Synopses & Reviews
Best Seat in the House, Spike Lee's evocative and compelling basketball memoir, interweaves several journeys over a course of thirty years. The first is professional basketball's metamorphosis from a fringe sport to the big-money spectacle it is today, filled with outrageously inflated salaries and egos.

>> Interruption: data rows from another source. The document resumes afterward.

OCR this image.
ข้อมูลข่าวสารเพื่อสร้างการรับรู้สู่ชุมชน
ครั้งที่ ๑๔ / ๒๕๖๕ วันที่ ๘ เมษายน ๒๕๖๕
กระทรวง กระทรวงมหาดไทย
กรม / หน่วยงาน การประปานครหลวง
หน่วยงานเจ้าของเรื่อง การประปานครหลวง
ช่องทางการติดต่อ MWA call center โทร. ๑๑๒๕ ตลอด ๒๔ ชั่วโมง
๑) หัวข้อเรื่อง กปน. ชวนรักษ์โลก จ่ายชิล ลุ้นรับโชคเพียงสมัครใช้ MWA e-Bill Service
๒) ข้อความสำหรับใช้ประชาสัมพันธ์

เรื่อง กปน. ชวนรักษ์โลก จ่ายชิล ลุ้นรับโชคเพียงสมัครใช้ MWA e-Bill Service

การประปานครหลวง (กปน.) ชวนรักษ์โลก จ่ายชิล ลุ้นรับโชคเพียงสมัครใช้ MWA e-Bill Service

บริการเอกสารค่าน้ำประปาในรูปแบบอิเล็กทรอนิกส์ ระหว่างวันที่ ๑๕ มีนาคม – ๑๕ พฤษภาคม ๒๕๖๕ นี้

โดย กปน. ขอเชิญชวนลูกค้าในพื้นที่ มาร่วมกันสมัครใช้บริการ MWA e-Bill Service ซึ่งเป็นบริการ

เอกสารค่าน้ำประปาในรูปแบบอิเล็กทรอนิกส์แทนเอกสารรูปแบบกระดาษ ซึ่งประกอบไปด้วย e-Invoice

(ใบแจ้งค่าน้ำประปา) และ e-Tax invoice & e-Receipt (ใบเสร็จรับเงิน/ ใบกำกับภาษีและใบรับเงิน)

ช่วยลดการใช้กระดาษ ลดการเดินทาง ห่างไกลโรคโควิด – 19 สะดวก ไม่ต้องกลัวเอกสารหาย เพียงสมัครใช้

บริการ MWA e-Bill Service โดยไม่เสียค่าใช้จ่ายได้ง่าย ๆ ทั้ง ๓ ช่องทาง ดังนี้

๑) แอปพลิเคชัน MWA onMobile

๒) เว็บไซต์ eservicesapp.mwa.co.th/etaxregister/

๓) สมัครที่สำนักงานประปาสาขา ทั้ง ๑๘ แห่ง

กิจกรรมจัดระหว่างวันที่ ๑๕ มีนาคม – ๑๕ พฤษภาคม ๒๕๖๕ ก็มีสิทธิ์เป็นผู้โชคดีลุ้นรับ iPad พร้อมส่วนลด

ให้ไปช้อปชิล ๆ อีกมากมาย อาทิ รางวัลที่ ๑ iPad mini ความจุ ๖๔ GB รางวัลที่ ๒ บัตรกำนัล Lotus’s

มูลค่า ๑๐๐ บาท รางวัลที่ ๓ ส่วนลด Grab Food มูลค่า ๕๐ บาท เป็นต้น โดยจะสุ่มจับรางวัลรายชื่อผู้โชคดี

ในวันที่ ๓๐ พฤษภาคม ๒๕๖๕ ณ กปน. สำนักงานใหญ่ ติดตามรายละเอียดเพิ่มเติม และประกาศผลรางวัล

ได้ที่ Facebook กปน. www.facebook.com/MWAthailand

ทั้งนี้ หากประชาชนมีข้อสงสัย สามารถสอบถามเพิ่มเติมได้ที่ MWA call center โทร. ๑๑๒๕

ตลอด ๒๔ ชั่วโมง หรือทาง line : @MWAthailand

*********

The other journey is that of Shelton Jackson Lee himself, who has gone from a skinny kid playing ball on the streets of Brooklyn, sneaking into Madison Square Garden to watch his beloved Knicks, to a student at Morehouse College and NYU film school, to a world-renowned film director and hoops fan.
Along the way Spike takes readers on entertaining and provocative detours, including a one-on-one with that other Brooklyn-born, film-directing, Garden-inhabiting hoops fan, Woody Allen; reviews of sports movies (Spike has seen them all, and the results aren't pretty); an unusually candid interview with Michael Jordan; and a stark assessment of the role of African-American athletes--both in the big business of sports and in the broader culture.
But overall, Best Seat in the House is a love letter, from a passionate and unswervingly devoted fan, to the game and the team that took possession of Spike's adolescent heart--the New York Knickerbockers--and held it without a turnover through thirty years. of bang-ups and fouls, bad calls and air balls.
Best Seat in the House is a slam dunk.